A Brick In The Wall Has Fallen Part 5 Eli Brumfield


Eli Brumfield




This is Part 5 of a series identifying the individuals in the above photograph. Eli Brumfield is identified in the above picture as the black man standing on the right side in the picture. In the 1900 Pike County, Mississippi Federal census, the enumerator recorded that none of Eli Brumfield's children could read or write. In 1900, 44.5 % of Black and other non-whites were literate or unable to read or write in any language.*    His children however did attend school. The Pike County, Mississippi school census was divided into colored and white. I was able to identify Eli's children.  In the 1885 Pike County school census, Kizzie Brumfield 6 years old is listed with her father Eli Brumfield. Their names are at the bottom of the page.



Mississippi Enumeration of Educable Children, 1850-1892; 1908-1957," database with images, FamilySearch (https://familysearch.org/ark:/61903/3:1:939F-PV9F-WD?cc=1856425&wc=M6NC-7P8%3A167436801%2C167437202 : 18 September 2015), Pike > 1885 > image 6 of 178; Government Records, Jackson.


Kizzie (Kizza) 11  and Lotty 6 years old are listed with Ely (Eli) Brumfield in the 1890 Pike County school census. 


Allen County Library Fort Wayne, Indiana  Pike County, Mississippi Records and Correspondence Black families1890 author Serena Abbess Haymon collation 



Lottie 10, Charles 8 and Maude 5  years old are listed with Eli Brumfield in the 1896 Pike County school census.

  
Allen County Library Fort Wayne, Indiana  Pike County, Mississippi Records and Correspondence Black families1896 author Serena Abbess Haymon collation 


Dudley 14 years old is listed with Eli Brumfield in the 1908 Pike County school census. 

The Allen County Library Fort Wayne, Indiana  Pike County, Mississippi Records and Correspondence Black families1908 author Serena Abbess Haymon collation 

The number of days that the children actually attended school a year is unknown.

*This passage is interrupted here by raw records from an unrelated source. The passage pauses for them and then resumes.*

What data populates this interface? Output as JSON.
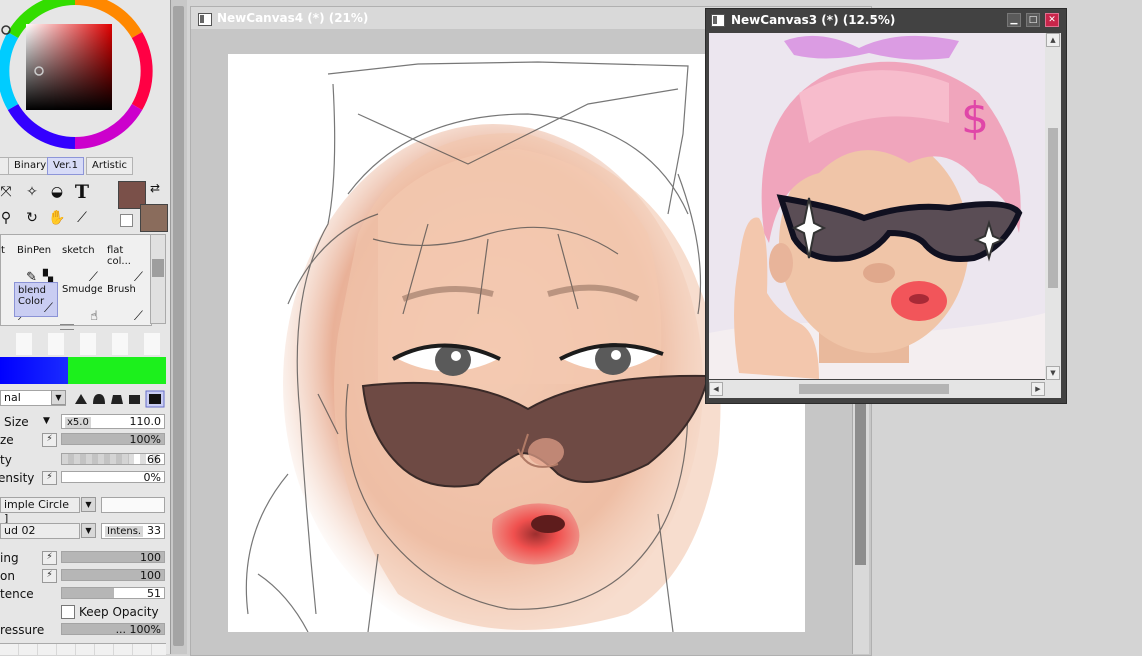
{
  "left_panel": {
    "tabs": [
      "Binary",
      "Ver.1",
      "Artistic"
    ],
    "tools": [
      "selection-icon",
      "magic-wand-icon",
      "fill-icon",
      "text-icon",
      "zoom-icon",
      "rotate-icon",
      "hand-icon",
      "eyedropper-icon"
    ],
    "text_tool_glyph": "T",
    "colors": {
      "primary": "#7a5049",
      "secondary": "#8a6c5c"
    },
    "brushes_row1": [
      {
        "label": "t",
        "icon": "pen-icon"
      },
      {
        "label": "BinPen",
        "icon": "checker-icon"
      },
      {
        "label": "sketch",
        "icon": "brush-icon"
      },
      {
        "label": "flat col...",
        "icon": "brush-icon"
      }
    ],
    "brushes_row2": [
      {
        "label": "",
        "icon": "brush-icon"
      },
      {
        "label": "blend\nColor",
        "icon": "brush-icon",
        "selected": true
      },
      {
        "label": "Smudge",
        "icon": "smudge-icon"
      },
      {
        "label": "Brush",
        "icon": "brush-icon"
      }
    ],
    "blend_mode": "nal",
    "size_label": "Size",
    "size_multiplier": "x5.0",
    "size_value": "110.0",
    "min_size_label": "ze",
    "min_size_value": "100%",
    "density_label": "ty",
    "density_value": "66",
    "min_density_label": "ensity",
    "min_density_value": "0%",
    "shape_value": "imple Circle ]",
    "texture_value": "ud 02",
    "intensity_label": "Intens.",
    "intensity_value": "33",
    "blending_label": "ing",
    "blending_value": "100",
    "dilution_label": "on",
    "dilution_value": "100",
    "persistence_label": "tence",
    "persistence_value": "51",
    "keep_opacity_label": "Keep Opacity",
    "pressure_label": "ressure",
    "pressure_value": "... 100%"
  },
  "canvas_main": {
    "title": "NewCanvas4 (*) (21%)"
  },
  "canvas_float": {
    "title": "NewCanvas3 (*) (12.5%)"
  }
}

As the children became older, they were probably helping on the farm with their parents.  The quality of education in the segregated school at that time has been well documented in United States history. 


*SOURCE: U.S. Department of Commerce, Bureau of the Census, Historical Statistics of the United States, Colonial Times to 1970; and Current Population Reports, Series P-23, Ancestry and Language in the United States: November 1979. (This table was prepared in September 1992.)